We can note the following points, some of which support the authors' conclusions and some of which don't. [Note: the authors refer to their figure as a "tree", although it is an introgression network.]:
  • All terminal edges in the network are long, and so there is actually not much genomic information on chromosome 21 about relationships.
  • The network splits do roughly match the tree splits, and so the network apparently does reflect some evolutionary information.
  • The identified gene flow from the Denisovan to the Papuan is represented by a clear split in the network. The weight (0.7335) makes it the fifth largest non-trivial split. That is, it is larger than some of the splits that purportedly represent tree-like evolution.
  • The largest split (weight = 2.8942) separates the non-African samples from the African samples + Denisovan outgroup, which does accord with the postulated dispersal of humans out of Africa.
  • The second (1.1459) and third (0.8073) largest splits are near the root of the tree.
  • The European split is the fourth largest (0.7670). The South American sample is included with the Asian group, reflecting the idea that the native people of the Americas migrated there from Asia across the Bering Strait.
  • The relationships among the Asian samples in the network do not all match those in the tree. Notably, the Han+Dai split (0.5124) is smaller than the Han+Karitiana split (0.6292), and yet the former appears in the tree with 100% bootstrap support.
  • The Han+Dai+Karitiana split is well supported (0.4450), but the Han+Dai+Karitiana +Papuan split is not (0.0152), as reflected in the 31% bootstrap value for the latter in the tree.

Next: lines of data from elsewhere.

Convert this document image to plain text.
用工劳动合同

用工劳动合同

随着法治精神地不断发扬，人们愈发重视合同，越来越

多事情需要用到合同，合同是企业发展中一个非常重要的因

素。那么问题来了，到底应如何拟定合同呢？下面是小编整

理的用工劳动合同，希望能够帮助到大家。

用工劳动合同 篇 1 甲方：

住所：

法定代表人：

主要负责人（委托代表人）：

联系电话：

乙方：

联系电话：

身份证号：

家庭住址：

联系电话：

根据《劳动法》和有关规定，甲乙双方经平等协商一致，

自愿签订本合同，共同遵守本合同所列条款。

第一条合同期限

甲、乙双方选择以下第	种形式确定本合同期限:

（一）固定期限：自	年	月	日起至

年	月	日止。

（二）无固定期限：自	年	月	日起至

  • The Han+Dai+Karitiana+Papuan+Tianyuan split is not displayed in the network, although it has a long edge in the tree. The closest network split, as displayed, includes the Denisovan sample. Thus, the network emphasizes the reticulate Denisovan-Papuan relationship at the expense of the showing all of the tree-like relationship among the Asian samples.
  • The Tianyuan edge is not long in the network whereas it is long in the tree. This is likely to be because of uncertainty in its placement in the tree, rather than poor sequence quality, as claimed by the authors.

Thus, the data-display network questions some of the details of the authors' evolutionary network. However, it does support placing the Tianyuan sample with the Asian ones, as well as possible gene flow from the Denisovan sample to the Papuan one.

It thus seems to be a valuable procedure to cross-check any evolutionary analysis with a data-display network. As I have noted before (Networks and bootstraps as tree-support criteria; How networks differ from bootstrapped trees), bootstap values on a tree are insufficient as a means of assessing the robustness of evolutionary diagrams.